Per chi non lo avesse seguito negli anni passati, può essere una rivelazione, chi conosce il suo percorso sa che oltre al talento il suo cammino sportivo è “segnato” dalla buona sorte. Sin dagli esordi ha avuto al suo fianco grandi sponsor, grandi gruppi industriali con l’occhio lungo, che hanno investito sul giovane Marc: Caixa, Repsol per citarne alcuni.
E sotto al sedere una moto ufficiale. La Honda, lo ha cresciuto e coccolato come la chioccia con i pulcini, fino alla MotoGp; per lui è stata abolita la norma del rookie, ovvero è stato abolito il divieto di essere ingaggiato da un team ufficiale nell’anno di esordio nelle Motogp. Contorto, ma è così.
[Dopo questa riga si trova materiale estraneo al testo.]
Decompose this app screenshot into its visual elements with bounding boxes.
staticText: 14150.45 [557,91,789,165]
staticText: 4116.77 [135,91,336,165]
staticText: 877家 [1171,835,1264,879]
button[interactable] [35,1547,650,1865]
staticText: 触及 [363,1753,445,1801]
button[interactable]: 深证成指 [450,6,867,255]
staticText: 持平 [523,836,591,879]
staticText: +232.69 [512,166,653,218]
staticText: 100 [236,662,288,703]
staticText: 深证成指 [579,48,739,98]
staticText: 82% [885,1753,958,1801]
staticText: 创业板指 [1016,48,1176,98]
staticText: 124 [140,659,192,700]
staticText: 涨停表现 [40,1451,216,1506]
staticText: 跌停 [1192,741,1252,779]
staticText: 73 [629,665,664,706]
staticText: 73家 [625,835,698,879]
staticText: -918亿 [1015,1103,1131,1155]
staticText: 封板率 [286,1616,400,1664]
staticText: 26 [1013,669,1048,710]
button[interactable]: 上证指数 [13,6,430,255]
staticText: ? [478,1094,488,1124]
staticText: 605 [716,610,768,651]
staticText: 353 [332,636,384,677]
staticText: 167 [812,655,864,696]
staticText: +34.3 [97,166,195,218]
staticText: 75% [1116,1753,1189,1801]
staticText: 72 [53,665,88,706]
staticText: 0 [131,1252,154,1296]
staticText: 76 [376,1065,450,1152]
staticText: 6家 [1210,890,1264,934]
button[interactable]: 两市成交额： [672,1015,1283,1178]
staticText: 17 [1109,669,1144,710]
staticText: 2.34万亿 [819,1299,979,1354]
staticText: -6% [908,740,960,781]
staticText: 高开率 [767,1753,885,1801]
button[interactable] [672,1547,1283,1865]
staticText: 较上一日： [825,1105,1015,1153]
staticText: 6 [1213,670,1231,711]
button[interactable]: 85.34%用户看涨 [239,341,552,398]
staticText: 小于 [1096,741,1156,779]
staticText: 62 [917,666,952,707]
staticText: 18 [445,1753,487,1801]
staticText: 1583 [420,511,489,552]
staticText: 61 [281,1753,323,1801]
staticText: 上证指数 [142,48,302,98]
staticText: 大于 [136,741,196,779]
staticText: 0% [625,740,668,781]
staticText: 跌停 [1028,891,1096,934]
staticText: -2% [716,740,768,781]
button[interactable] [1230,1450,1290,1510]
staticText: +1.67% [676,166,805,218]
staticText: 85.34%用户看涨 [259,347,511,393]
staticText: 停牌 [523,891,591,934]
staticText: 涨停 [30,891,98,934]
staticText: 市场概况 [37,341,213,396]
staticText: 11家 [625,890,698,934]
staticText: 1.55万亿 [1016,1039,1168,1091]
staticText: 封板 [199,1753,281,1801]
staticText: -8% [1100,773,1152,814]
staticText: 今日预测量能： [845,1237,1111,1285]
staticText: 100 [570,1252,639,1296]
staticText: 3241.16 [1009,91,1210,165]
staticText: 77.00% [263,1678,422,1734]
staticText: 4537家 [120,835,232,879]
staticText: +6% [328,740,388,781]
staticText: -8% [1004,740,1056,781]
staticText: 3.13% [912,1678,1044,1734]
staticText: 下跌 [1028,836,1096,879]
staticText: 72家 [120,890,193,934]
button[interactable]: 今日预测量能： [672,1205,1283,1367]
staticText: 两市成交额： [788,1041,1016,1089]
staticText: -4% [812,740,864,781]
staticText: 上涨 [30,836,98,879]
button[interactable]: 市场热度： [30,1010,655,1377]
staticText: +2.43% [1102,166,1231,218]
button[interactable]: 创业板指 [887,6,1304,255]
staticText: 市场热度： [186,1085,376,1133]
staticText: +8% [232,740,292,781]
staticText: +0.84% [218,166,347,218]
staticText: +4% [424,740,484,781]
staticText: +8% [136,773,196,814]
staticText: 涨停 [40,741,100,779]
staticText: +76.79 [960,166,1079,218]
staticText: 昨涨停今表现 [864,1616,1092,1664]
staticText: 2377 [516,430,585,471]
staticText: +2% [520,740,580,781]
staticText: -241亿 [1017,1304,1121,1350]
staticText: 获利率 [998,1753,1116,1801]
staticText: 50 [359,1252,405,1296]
Al suo esordio nella premiere class ha raccolto tre podi con una vittoria in tre gare, pilota la Honda che fu di Stoner, al momento la miglior moto sul mercato del motomondiale, dei prototipi. Ci sono voluti cinque anni, diversi progetti e altrettanti milioni gettati al vento prima di arrivare a questa versione.
Insomma, Marquez è un “predestinato” al successo, grazie al suo talento, alla facilità di come risolve le situazioni: da quando partiva in ultima posizione in 125 e in Moto2 (perché penalizzato per la sua irruenza) e vinceva come in Giappone, o al più partendo ultimo arrivava secondo o terzo, come a Barcellona. Pilota dalla guida entusiasmante, poco ragionata, fatta di uno spirito originario del motociclismo e quindi che affascina.
È il mutamento di parecchie generazioni di campioni, quello perfetto, quasi come Rossi, ma non è la stessa cosa. A proposito, una delle prime cose che ha fatto quando è arrivato nel Motomondiale è stata quella di farsi autografare tutti i modellini delle moto di Rossi, che colleziona in ossequio al suo idolo.